Гость поначалу держался покровительственно, потом оживился, но вскоре зашел в тупик. Вскоре, впрочем, с явным облегчением, он вновь заговорил покровительственно. Затем снова растерянно. Когда Пакс тактично намекнула ему, что ему пора уходить (заботясь, разумеется, о ребенке), он спросил разрешения зайти снова - с коллегой.
Через несколько дней они пришли вдвоем и в течение многих часов беседовали с Джоном. К сожалению, Томас в это время был в отъезде, посещая пациентов. Пакс тихо сидела рядом с высоким стульчиком Джона с вязанием, иногда пытаясь помочь ему подобрать нужные слова. Но разговор ушел далеко за пределы ее познаний. За перерывом на чай один из посетителей сказал:
- Самое поразительное - это сила воображения этого ребенка. Он не знает ни терминологии, ни истории науки, но сумел представить все это в уме.

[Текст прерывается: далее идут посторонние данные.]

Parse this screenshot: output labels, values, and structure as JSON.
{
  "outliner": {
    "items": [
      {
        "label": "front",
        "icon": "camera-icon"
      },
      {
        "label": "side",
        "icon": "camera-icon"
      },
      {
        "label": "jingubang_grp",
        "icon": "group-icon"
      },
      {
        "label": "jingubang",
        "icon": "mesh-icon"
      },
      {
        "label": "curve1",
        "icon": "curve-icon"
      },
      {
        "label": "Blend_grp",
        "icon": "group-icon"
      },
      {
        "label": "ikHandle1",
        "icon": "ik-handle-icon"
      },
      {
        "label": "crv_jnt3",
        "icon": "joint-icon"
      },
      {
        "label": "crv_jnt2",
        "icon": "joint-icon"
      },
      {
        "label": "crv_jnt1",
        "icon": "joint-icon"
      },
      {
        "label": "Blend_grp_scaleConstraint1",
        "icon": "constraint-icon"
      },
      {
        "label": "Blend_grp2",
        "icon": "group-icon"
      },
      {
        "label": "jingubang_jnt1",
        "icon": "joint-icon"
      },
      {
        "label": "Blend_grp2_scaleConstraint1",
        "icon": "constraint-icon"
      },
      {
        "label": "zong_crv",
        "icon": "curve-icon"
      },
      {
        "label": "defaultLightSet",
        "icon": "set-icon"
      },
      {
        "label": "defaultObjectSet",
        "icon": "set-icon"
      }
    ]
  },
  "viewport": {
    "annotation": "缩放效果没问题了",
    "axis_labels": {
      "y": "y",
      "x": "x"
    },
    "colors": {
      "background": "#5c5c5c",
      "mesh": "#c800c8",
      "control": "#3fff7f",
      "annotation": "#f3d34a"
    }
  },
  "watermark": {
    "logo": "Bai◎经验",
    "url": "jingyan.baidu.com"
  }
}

Он, кажется, способен вообразить невообразимое.
Ближе к вечеру, как рассказывала Пакс, гости становились все более взволнованными, а затем - обозленными. И тихий смех Джона раздражал их еще больше. Когда она наконец настояла на том, чтобы положить конец их общению, так как Джону уже пора было ложиться спать, то заметила, что оба гостя явно были не в себе.
- У обоих были такие безумные взгляды, - сказала она, - и когда я выпроводила их из сада, они все еще спорили между собой. И даже не попрощались!
Но поразительнее всего было узнать, что через несколько дней эти двое математиков были обнаружены в два часа ночи сидящими под уличным фонарем, рисующими диаграммы на асфальте и спорящими о "кривизне пространства".
Томас воспринимал своего младшего отпрыска только как необычайный случай вундеркинда. Обычно он добавлял: "Конечно же, с возрастом все это сойдет на нет", на что Пакс говорила: "Не знаю…"
Джон вгрызался в математику еще месяц, а потом внезапно потерял к ней всякий интерес. Когда отец спросил, почему он отказался от своих занятий, Джон ответил:
- В числах, на самом деле, нет ничего особенного. Они, несомненно, необычайно красивы, но когда ты в них разберешься… больше ничего не остается. Я закончил числа. Я знаю эту игру назубок. И я хочу новую. Нельзя же вечно сосать один и тот же леденец.